世界で実戦配備の核弾頭“去年より60発増加” 北欧の研究機関

世界の軍事情勢を分析するスウェーデンの研究機関は、世界の核弾頭についてロシアや中国でミサイルなどへの搭載が進んでいるとみられ、実戦配備された核弾頭は去年より60発増加したとする年次報告書を公表しました。「人類史上最も危険な時期のひとつにいる」と警鐘を鳴らしています。

スウェーデンの「ストックホルム国際平和研究所」は、17日に公表した年次報告書の中で、今年1月時点の世界の核弾頭の推計の総数について、去年より391発減り、1万2121発だったとしています。

国別に見ますと、保有数が最も多いのはロシアで5580発。次いでアメリカが5044発とこの2か国だけで世界のおよそ9割を占めています。

3番目に多いのは中国で、去年より90発増えて500発となり、今後も増え続けるという見通しを示しています。

世界全体の3割以上にあたる3904発が実戦配備済みの状態となり、ロシアや中国で、ミサイルなどへの核弾頭の搭載が進んでいるとみられ、去年と比べて60発増えていると指摘しています。

また、中国が核弾頭が搭載可能なICBM=大陸間弾道ミサイルについて、10年後までに、ロシアやアメリカと同じ数を保有する可能性があるとし「中国はほかのどの国よりも速く核戦力を拡大している」と指摘しています。

さらに、ウクライナやガザ情勢が世界の核軍縮をめぐる外交を弱体化させたと分析しています。

ことし5月には、ロシアがウクライナとの国境付近で戦術核兵器を扱う部隊による軍事演習を実施したことにも触れ「冷戦以降、これほど核兵器が国際関係において重視されているのをみたことがない。われわれは、人類史上最も危険な時期のひとつにいる。大国は自制するべきだ」と警鐘を鳴らしています。

世界の核弾頭の推計総数 国別では

ストックホルム国際平和研究所の報告書によりますと、世界で核弾頭を保有しているとされる国は、ロシア、アメリカ、中国、フランス、イギリス、インド、パキスタン、イスラエル、北朝鮮の9か国です。

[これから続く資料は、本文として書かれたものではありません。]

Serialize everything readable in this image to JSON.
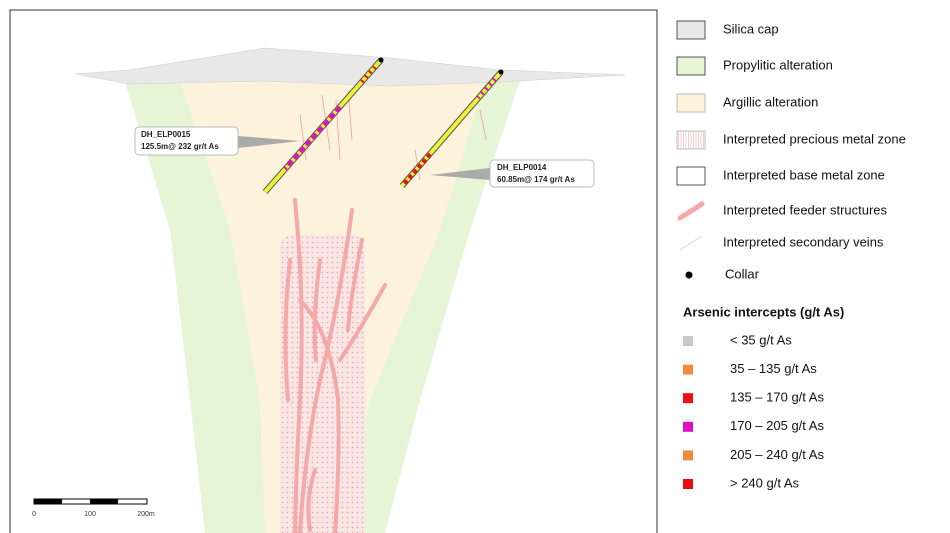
{
  "section": {
    "callouts": [
      {
        "hole": "DH_ELP0015",
        "intercept": "125.5m@ 232 gr/t As"
      },
      {
        "hole": "DH_ELP0014",
        "intercept": "60.85m@ 174 gr/t As"
      }
    ],
    "scale_bar": [
      "0",
      "100",
      "200m"
    ]
  },
  "legend": {
    "items": [
      "Silica cap",
      "Propylitic alteration",
      "Argillic alteration",
      "Interpreted precious metal zone",
      "Interpreted base metal zone",
      "Interpreted feeder structures",
      "Interpreted secondary veins",
      "Collar"
    ],
    "intercepts_title": "Arsenic intercepts (g/t As)",
    "classes": [
      {
        "label": "< 35 g/t As",
        "color": "#c8c8c8"
      },
      {
        "label": "35 – 135 g/t As",
        "color": "#f28a3a"
      },
      {
        "label": "135 – 170 g/t As",
        "color": "#e81010"
      },
      {
        "label": "170 – 205 g/t As",
        "color": "#e010c0"
      },
      {
        "label": "205 – 240 g/t As",
        "color": "#f28a3a"
      },
      {
        "label": "> 240 g/t As",
        "color": "#e81010"
      }
    ]
  }
}
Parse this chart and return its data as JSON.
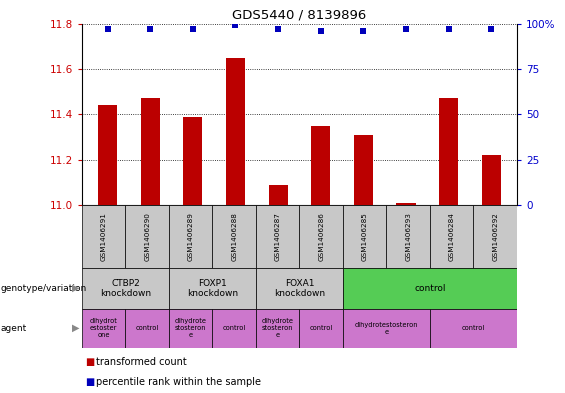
{
  "title": "GDS5440 / 8139896",
  "samples": [
    "GSM1406291",
    "GSM1406290",
    "GSM1406289",
    "GSM1406288",
    "GSM1406287",
    "GSM1406286",
    "GSM1406285",
    "GSM1406293",
    "GSM1406284",
    "GSM1406292"
  ],
  "transformed_counts": [
    11.44,
    11.47,
    11.39,
    11.65,
    11.09,
    11.35,
    11.31,
    11.01,
    11.47,
    11.22
  ],
  "percentile_ranks": [
    97,
    97,
    97,
    99,
    97,
    96,
    96,
    97,
    97,
    97
  ],
  "ylim_left": [
    11.0,
    11.8
  ],
  "ylim_right": [
    0,
    100
  ],
  "yticks_left": [
    11.0,
    11.2,
    11.4,
    11.6,
    11.8
  ],
  "yticks_right": [
    0,
    25,
    50,
    75,
    100
  ],
  "bar_color": "#bb0000",
  "dot_color": "#0000bb",
  "grid_color": "#000000",
  "sample_box_color": "#c8c8c8",
  "genotype_groups": [
    {
      "label": "CTBP2\nknockdown",
      "start": 0,
      "end": 2,
      "color": "#c8c8c8"
    },
    {
      "label": "FOXP1\nknockdown",
      "start": 2,
      "end": 4,
      "color": "#c8c8c8"
    },
    {
      "label": "FOXA1\nknockdown",
      "start": 4,
      "end": 6,
      "color": "#c8c8c8"
    },
    {
      "label": "control",
      "start": 6,
      "end": 10,
      "color": "#55cc55"
    }
  ],
  "agent_groups": [
    {
      "label": "dihydrot\nestoster\none",
      "start": 0,
      "end": 1,
      "color": "#cc77cc"
    },
    {
      "label": "control",
      "start": 1,
      "end": 2,
      "color": "#cc77cc"
    },
    {
      "label": "dihydrote\nstosteron\ne",
      "start": 2,
      "end": 3,
      "color": "#cc77cc"
    },
    {
      "label": "control",
      "start": 3,
      "end": 4,
      "color": "#cc77cc"
    },
    {
      "label": "dihydrote\nstosteron\ne",
      "start": 4,
      "end": 5,
      "color": "#cc77cc"
    },
    {
      "label": "control",
      "start": 5,
      "end": 6,
      "color": "#cc77cc"
    },
    {
      "label": "dihydrotestosteron\ne",
      "start": 6,
      "end": 8,
      "color": "#cc77cc"
    },
    {
      "label": "control",
      "start": 8,
      "end": 10,
      "color": "#cc77cc"
    }
  ],
  "left_label_color": "#cc0000",
  "right_label_color": "#0000cc",
  "bar_width": 0.45,
  "dot_size": 22
}
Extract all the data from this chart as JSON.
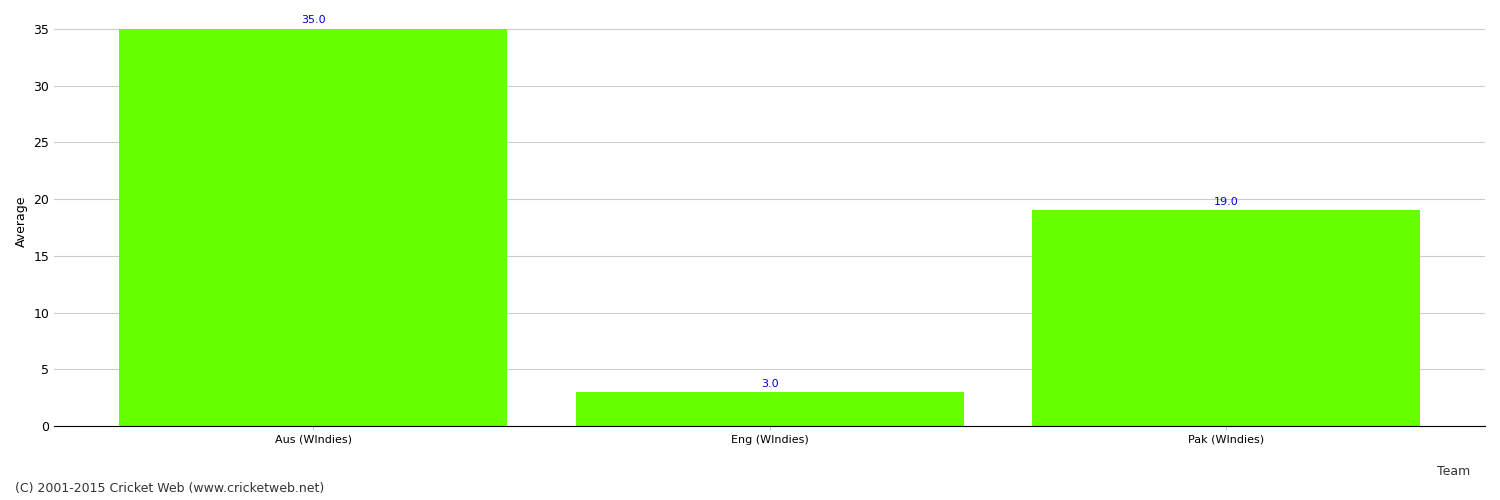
{
  "categories": [
    "Aus (WIndies)",
    "Eng (WIndies)",
    "Pak (WIndies)"
  ],
  "values": [
    35.0,
    3.0,
    19.0
  ],
  "bar_color": "#66ff00",
  "bar_edge_color": "#66ff00",
  "value_color": "#0000cc",
  "value_fontsize": 8,
  "xlabel": "Team",
  "ylabel": "Average",
  "ylim": [
    0,
    36
  ],
  "yticks": [
    0,
    5,
    10,
    15,
    20,
    25,
    30,
    35
  ],
  "grid_color": "#cccccc",
  "background_color": "#ffffff",
  "footer_text": "(C) 2001-2015 Cricket Web (www.cricketweb.net)",
  "footer_fontsize": 9,
  "footer_color": "#333333",
  "ylabel_fontsize": 9,
  "xtick_fontsize": 8,
  "ytick_fontsize": 9
}
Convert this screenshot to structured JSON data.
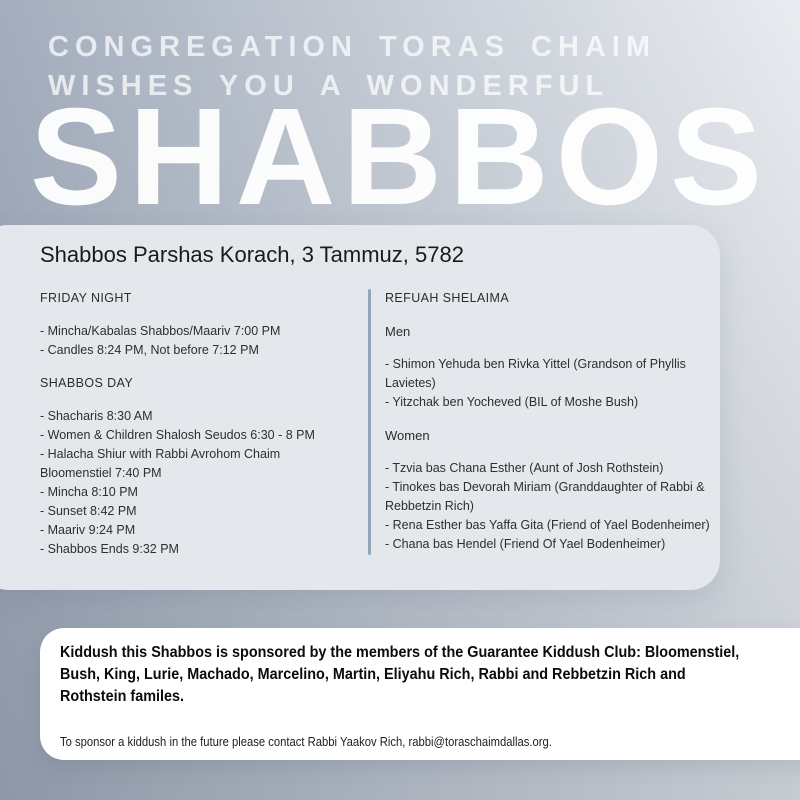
{
  "masthead": {
    "line1": "CONGREGATION TORAS CHAIM",
    "line2": "WISHES YOU A WONDERFUL",
    "title": "SHABBOS"
  },
  "schedule_card": {
    "title": "Shabbos Parshas Korach, 3 Tammuz, 5782",
    "left_column": {
      "sections": [
        {
          "header": "FRIDAY NIGHT",
          "items": [
            "- Mincha/Kabalas Shabbos/Maariv 7:00 PM",
            "- Candles 8:24 PM, Not before 7:12 PM"
          ]
        },
        {
          "header": "SHABBOS DAY",
          "items": [
            "- Shacharis 8:30 AM",
            "- Women & Children Shalosh Seudos 6:30 - 8 PM",
            "- Halacha Shiur with Rabbi Avrohom Chaim Bloomenstiel 7:40 PM",
            "- Mincha 8:10 PM",
            "- Sunset 8:42 PM",
            "- Maariv 9:24 PM",
            "- Shabbos Ends 9:32 PM"
          ]
        }
      ]
    },
    "right_column": {
      "header": "REFUAH SHELAIMA",
      "groups": [
        {
          "header": "Men",
          "items": [
            "- Shimon Yehuda ben Rivka Yittel (Grandson of Phyllis Lavietes)",
            "- Yitzchak ben Yocheved (BIL of Moshe Bush)"
          ]
        },
        {
          "header": "Women",
          "items": [
            "- Tzvia bas Chana Esther (Aunt of Josh Rothstein)",
            "- Tinokes bas Devorah Miriam (Granddaughter of Rabbi & Rebbetzin Rich)",
            "- Rena Esther bas Yaffa Gita (Friend of Yael Bodenheimer)",
            "- Chana bas Hendel (Friend Of Yael Bodenheimer)"
          ]
        }
      ]
    }
  },
  "kiddush_card": {
    "sponsor_text": "Kiddush this Shabbos is sponsored by the members of the Guarantee Kiddush Club: Bloomenstiel, Bush, King, Lurie, Machado, Marcelino, Martin, Eliyahu Rich, Rabbi and Rebbetzin Rich and Rothstein familes.",
    "contact_text": "To sponsor a kiddush in the future please contact Rabbi Yaakov Rich, rabbi@toraschaimdallas.org."
  },
  "colors": {
    "background_dark": "#96a1b2",
    "background_light": "#e9ecf0",
    "schedule_card_background": "#e4e8ec",
    "kiddush_card_background": "#ffffff",
    "divider": "#93a6b9",
    "headline_text": "#ffffff",
    "body_text": "#2e2e2e"
  }
}
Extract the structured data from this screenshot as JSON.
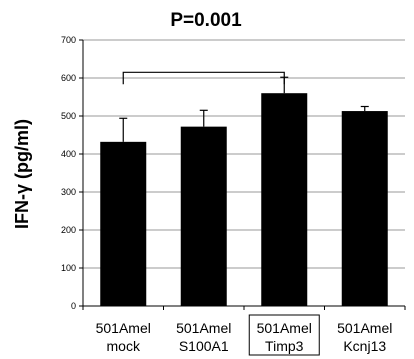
{
  "chart_data": {
    "type": "bar",
    "title": "P=0.001",
    "ylabel": "IFN-γ (pg/ml)",
    "xlabel": "",
    "ylim": [
      0,
      700
    ],
    "yticks": [
      "0",
      "100",
      "200",
      "300",
      "400",
      "500",
      "600",
      "700"
    ],
    "categories": [
      {
        "line1": "501Amel",
        "line2": "mock"
      },
      {
        "line1": "501Amel",
        "line2": "S100A1"
      },
      {
        "line1": "501Amel",
        "line2": "Timp3"
      },
      {
        "line1": "501Amel",
        "line2": "Kcnj13"
      }
    ],
    "values": [
      432,
      472,
      560,
      513
    ],
    "errors": [
      62,
      43,
      42,
      12
    ],
    "highlighted_category": 2,
    "comparison_bracket": {
      "from": 0,
      "to": 2,
      "y": 615
    },
    "grid": true,
    "bar_color": "#000000",
    "grid_color": "#9a9a9a"
  }
}
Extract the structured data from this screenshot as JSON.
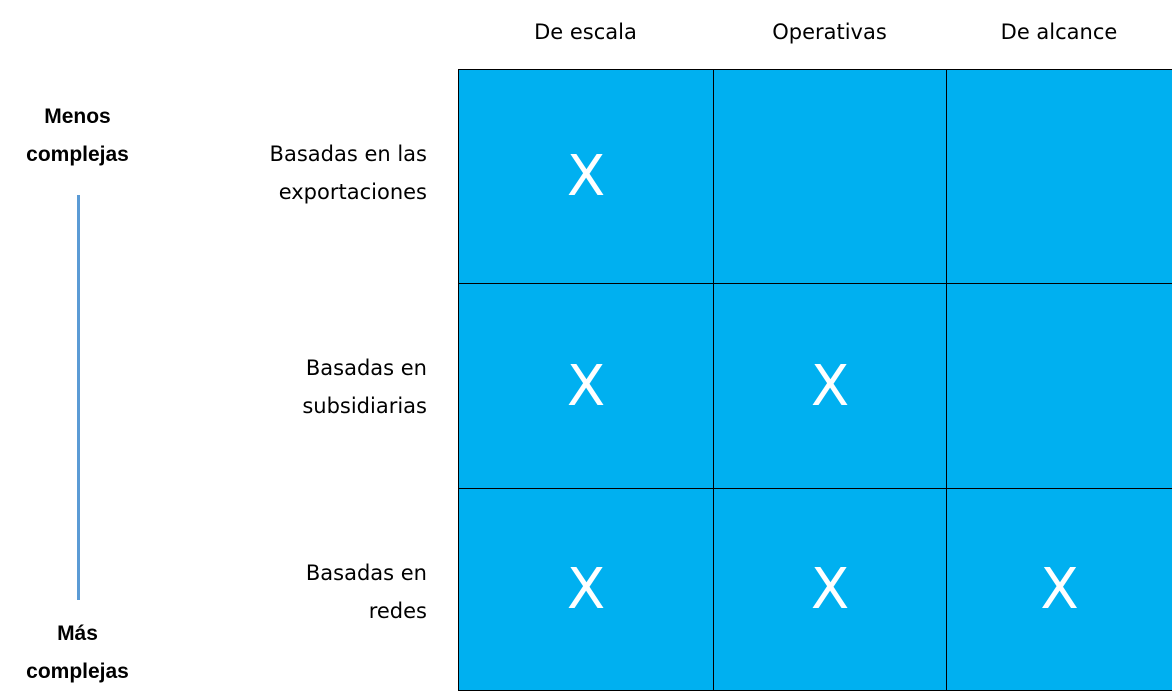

ロシア、アメリカ、中国に次いで核弾頭の数が4番目に多いのはフランスで290発、5番目がイギリスで225発などとなっています。

このほか、公式には核兵器の保有を認めていないイスラエルが90発の核弾頭を保有しているほか、北朝鮮は去年より20発多い50発としています。

また、報告書では、ウクライナやガザ情勢が世界の核軍縮をめぐる外交を弱体化させたと分析し、去年ロシアがアメリカとの「新START」の履行停止を一方的に表明したことや、イスラエルとイスラム組織ハマスの戦闘をめぐり、イランが支援する勢力がアメリカ軍が駐留する基地などを攻撃したことがきっかけで、アメリカとロシア、それにイランとの間で核軍縮や、核の不拡散の取り組みができなくなっているなどと指摘しています。